You describe workloads to Response Probe, in part, by choosing a mean and standard deviation for several parameters that characterize threads in the workload. You choose a mean and standard deviation for

Length of think times

Number of processing cycles (file access and computing) between think times

Length of computing times

Position of records accessed from the workload file

Position of pages accessed from the data page file

Position of functions read from the code page file

The theory behind Response Probe is that real workloads are normally distributed; that is, the time spent thinking, accessing memory, reading and writing to files, finding a record in a file, computing, and other such tasks, are distributed on a standard bell-shaped curve. Alternatively, if the workloads were invariant or random, they wouldn't simulate real use of real computers.

Note

The actions of threads and processes are normally distributed, so they are not, technically, fixed. However, in repeated trials the same inputs will produce the same results.
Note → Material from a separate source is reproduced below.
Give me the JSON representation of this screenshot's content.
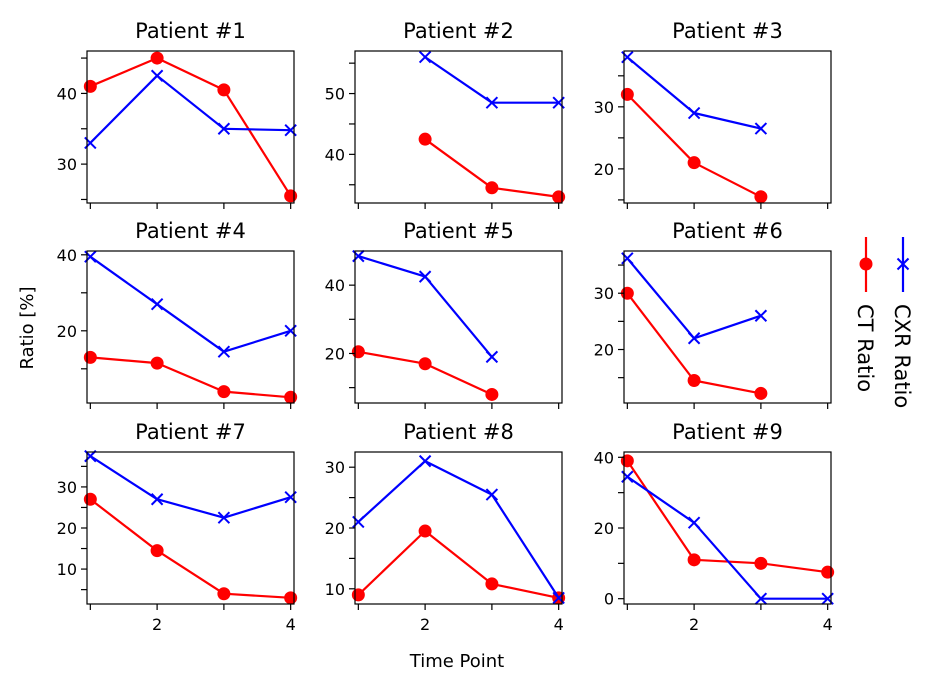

In a bell-shaped curve, most activity is concentrated around the mean, decreasing with distance from the mean, and with the least frequency at both extremes. The standard deviation determines how much activity is concentrated near the mean and how often more distant values occur. By definition, 2/3 of all activity occurs within one standard deviation on either side of the mean, 95% is within two standard deviations, and 99% is within three standard deviations of the mean.

Usually, the midpoint is chosen as the mean, and one-third of the total (1/6 on either side of the mean) is chosen as the standard deviation.

For example, in a 1024-page file, if page 512 is the mean and 170 pages is the standard deviation, then:

2/3 of reads will be from pages 342–682, (512-170 to 512+170).

95% will be from pages 172–852 (512 - (170 *2) to 512 + (170 * 2).

99% will be from pages 2–1022 (512 - (170 *3) to 512 + (170 * 3).

If, instead, the mean was 512 and the standard deviation was 256 (1/2 of 512), then 2/3 of reads will be from pages 256–768, and the remaining third would be equally distributed throughout the rest of the file. At the extremes, if the standard deviation is 0, page 512 is the only one read, and if the mean is equal to the standard deviation, reading is random, so all pages are equally likely to be read.